G.N.P.I - Editorial Octobre 2015 N° 174

mercredi 9 décembre 2015

« La démocratie, ce n’est pas la loi de la majorité, c’est la protection de la minorité » (Albert Camus)

…Cette appréciation d’un moraliste, s’il en fût au XXème siècle, trouve particulièrement sa pertinence dans le sort contraire qui allait être fait plus tard par la France, à une minorité nationale : celle des spoliés d’Algérie et d’Outre mer, massivement dépossédés de tous leurs biens, il y a maintenant soixante ans et plus.
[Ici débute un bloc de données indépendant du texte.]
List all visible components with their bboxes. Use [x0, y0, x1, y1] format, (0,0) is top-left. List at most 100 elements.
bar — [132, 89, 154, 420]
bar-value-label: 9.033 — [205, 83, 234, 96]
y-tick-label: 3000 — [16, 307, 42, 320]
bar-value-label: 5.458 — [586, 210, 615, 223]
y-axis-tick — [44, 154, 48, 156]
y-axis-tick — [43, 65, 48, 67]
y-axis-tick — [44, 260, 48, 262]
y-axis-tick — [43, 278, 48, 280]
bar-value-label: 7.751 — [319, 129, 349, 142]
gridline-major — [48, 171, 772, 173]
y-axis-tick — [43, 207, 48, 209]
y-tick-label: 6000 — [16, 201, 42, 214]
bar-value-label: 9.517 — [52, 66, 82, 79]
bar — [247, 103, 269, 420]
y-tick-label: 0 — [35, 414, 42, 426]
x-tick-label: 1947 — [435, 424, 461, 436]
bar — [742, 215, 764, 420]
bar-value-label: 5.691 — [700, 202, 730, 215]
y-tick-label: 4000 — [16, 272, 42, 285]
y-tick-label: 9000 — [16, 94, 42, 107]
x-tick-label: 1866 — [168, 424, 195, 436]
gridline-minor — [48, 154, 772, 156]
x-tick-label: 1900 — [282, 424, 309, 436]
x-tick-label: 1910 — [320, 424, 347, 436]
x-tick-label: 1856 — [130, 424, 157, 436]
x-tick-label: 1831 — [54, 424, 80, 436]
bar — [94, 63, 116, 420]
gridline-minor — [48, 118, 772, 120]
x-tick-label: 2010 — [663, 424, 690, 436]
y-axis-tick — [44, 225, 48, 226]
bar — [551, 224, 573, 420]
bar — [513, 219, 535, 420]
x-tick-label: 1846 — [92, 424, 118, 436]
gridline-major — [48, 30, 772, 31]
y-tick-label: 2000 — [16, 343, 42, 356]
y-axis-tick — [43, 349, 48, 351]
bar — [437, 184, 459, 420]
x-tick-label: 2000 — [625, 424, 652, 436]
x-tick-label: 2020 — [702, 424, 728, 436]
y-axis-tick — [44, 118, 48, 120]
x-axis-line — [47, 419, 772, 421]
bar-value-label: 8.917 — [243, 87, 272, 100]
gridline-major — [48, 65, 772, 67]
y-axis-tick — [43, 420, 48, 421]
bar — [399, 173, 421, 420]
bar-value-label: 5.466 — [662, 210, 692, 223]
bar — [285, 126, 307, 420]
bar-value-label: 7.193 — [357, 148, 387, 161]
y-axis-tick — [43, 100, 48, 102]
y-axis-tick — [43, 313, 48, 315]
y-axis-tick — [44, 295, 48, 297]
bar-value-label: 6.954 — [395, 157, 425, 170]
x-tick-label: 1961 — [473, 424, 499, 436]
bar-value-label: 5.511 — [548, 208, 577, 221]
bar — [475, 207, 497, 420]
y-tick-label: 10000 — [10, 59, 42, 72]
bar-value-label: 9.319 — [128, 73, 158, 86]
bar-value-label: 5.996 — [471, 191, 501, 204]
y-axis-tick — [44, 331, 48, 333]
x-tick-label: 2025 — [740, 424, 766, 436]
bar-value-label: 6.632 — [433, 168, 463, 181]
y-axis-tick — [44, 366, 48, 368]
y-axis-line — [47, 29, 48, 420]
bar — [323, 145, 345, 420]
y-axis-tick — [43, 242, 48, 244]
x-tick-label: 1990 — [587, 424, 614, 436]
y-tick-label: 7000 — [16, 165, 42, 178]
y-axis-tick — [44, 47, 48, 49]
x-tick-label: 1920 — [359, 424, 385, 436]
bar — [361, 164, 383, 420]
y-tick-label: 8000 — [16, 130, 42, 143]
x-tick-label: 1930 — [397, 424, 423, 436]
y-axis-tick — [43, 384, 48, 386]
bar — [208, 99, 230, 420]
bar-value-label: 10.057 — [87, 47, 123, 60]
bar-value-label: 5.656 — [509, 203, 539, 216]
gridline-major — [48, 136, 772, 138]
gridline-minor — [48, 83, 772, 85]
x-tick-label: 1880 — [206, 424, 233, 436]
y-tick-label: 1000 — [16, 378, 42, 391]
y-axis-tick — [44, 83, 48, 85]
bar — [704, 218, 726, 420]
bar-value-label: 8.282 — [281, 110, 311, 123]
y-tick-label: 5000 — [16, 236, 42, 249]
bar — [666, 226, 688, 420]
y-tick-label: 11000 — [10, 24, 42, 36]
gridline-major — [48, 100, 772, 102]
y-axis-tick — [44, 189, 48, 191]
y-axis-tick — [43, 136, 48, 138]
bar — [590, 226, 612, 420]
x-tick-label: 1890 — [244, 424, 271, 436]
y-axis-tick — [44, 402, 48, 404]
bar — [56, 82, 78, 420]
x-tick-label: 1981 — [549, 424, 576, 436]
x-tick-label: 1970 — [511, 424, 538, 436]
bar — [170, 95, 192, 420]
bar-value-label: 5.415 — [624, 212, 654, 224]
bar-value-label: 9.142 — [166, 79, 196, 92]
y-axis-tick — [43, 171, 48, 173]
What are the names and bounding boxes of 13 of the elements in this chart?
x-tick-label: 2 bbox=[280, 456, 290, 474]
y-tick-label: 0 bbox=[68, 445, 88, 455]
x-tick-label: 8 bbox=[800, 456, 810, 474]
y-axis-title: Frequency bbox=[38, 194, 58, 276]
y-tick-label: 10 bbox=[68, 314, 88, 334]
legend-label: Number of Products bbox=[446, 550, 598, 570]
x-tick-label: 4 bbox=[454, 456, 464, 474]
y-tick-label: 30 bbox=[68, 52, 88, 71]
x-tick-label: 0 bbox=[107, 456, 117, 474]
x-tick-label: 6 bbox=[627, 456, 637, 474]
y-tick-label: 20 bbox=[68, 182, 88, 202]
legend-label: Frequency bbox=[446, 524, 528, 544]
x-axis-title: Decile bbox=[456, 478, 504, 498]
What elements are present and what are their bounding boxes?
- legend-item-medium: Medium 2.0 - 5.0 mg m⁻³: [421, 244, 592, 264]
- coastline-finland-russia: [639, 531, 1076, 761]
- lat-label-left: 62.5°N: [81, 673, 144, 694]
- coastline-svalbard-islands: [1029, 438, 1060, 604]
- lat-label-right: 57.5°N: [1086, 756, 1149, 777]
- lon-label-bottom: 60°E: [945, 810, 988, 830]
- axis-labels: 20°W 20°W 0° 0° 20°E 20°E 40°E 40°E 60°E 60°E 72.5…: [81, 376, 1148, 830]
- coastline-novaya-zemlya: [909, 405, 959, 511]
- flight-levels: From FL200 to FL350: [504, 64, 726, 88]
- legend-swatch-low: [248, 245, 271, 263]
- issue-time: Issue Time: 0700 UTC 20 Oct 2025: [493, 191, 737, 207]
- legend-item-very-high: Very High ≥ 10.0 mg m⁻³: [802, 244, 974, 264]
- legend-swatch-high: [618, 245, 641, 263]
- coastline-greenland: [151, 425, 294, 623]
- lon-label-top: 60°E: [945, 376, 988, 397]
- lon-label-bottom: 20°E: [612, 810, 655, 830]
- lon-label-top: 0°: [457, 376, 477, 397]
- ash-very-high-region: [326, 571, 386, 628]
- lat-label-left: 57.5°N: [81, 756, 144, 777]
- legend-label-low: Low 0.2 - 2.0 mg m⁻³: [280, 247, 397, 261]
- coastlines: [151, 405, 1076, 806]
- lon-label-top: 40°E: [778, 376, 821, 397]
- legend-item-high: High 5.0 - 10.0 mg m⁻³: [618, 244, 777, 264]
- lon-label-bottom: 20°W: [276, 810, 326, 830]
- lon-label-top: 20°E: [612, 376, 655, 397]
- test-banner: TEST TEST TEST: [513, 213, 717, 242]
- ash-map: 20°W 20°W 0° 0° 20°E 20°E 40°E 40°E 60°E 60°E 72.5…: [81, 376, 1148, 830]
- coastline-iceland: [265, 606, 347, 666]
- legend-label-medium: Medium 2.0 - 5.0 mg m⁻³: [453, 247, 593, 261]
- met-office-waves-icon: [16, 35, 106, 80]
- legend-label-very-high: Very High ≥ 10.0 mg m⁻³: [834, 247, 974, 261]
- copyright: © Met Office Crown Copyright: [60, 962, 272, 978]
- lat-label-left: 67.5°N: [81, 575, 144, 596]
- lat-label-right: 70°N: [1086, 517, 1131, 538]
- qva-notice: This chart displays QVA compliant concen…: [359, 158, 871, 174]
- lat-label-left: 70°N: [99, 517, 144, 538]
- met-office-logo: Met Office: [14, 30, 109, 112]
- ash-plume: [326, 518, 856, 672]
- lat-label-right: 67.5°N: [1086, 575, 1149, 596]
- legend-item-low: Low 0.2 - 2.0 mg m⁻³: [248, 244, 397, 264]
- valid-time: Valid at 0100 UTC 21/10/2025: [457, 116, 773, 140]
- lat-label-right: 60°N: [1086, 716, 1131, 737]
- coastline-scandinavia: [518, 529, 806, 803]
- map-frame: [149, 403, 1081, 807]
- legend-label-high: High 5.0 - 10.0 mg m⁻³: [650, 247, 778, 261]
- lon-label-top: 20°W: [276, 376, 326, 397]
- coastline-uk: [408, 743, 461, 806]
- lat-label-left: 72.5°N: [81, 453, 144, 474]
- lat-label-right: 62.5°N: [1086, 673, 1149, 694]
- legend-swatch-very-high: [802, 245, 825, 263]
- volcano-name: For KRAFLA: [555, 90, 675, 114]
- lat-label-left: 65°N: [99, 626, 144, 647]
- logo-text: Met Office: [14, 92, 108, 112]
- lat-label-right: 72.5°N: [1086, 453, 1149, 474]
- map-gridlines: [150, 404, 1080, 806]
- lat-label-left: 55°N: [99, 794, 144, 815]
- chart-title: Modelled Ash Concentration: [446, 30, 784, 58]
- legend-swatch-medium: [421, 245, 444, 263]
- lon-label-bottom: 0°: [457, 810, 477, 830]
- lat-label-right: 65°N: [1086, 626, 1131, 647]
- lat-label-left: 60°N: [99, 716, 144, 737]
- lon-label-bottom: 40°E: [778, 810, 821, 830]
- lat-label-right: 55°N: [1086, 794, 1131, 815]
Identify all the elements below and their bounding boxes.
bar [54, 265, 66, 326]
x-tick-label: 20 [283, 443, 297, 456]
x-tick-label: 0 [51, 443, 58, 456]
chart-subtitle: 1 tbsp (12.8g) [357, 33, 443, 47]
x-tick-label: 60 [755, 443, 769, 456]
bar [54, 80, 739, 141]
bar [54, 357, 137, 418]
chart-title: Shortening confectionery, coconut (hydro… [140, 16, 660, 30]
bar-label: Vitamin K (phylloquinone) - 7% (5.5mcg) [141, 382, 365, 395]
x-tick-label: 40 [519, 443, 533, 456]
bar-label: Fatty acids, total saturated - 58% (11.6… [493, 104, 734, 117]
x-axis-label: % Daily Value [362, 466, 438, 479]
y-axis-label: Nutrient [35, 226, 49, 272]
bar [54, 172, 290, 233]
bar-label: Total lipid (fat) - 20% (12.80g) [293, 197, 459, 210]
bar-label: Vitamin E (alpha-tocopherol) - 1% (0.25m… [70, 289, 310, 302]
Faut-il en effet encore le dire et le redire ? La démocratie, organisée ici sur le socle des principes fondamentaux posés par la loi suprême qu’est la Constitution du 4 Octobre 1958, n’a pas alors été respectée qui prévoyait notamment « l’égalité des citoyens devant les charges publiques et la solidarité dans les calamités nationales ».

La France avait l’obligation-et tous les moyens- de réparer ce qui pouvait l’être, à savoir les pertes matérielles de cette minorité contrainte à un exode irréversible pour sauver ses vies et ses libertés, à la suite du retrait de la République de l’ancien Outre mer français, décidé par le pouvoir exécutif et approuvé par la majorité métropolitaine (cf en particulier loi référendaire du 13 04 1962).

Or la France n’a pas réparé : l’exécution entre 1972 et 1997 de trois lois successives, d’indemnisation en apparence, mais en réalité exorbitantes su droit commun, n’a cumulativement compensé en moyenne et en réalité économique que 2% des pertes…alors que dans le même temps, le patrimoine des ménages métropolitains évidemment protégés en 1962, ont en moyenne été multipliés par 4 en volume : les principes constitutionnels de 1958 ont bel et bien été bafoués.

Dès 1964, le Groupement national pour l’indemnisation des biens spoliés ou perdus outre mer (G.N.P.I), avait pourtant proposé que la réparation intégrale (indemnisation de 100% des pertes matérielles) qu’il prônait alors soit obligatoirement investie dans la modernisation économique du pays suivant les directives du Plan et celles de l’Aménagement du territoire. Cette proposition a été méprisée et les 2% accordés, émiettés sur vingt-cinq ans, n’ont pratiquement servi à rien.

Si le G.N.P.I avait été écouté par les pouvoirs publics, ce sont 50 milliards de Francs (1962) soit 73 milliards d’Euros (2015) qui auraient été investis en Métropole au bénéfice évident de la Nation toute entière. Puisque cela n’a pas eu lieu , ce défaut cruel d’investissements a participé au retard pris par le pays par rapport à d’autres pays développés.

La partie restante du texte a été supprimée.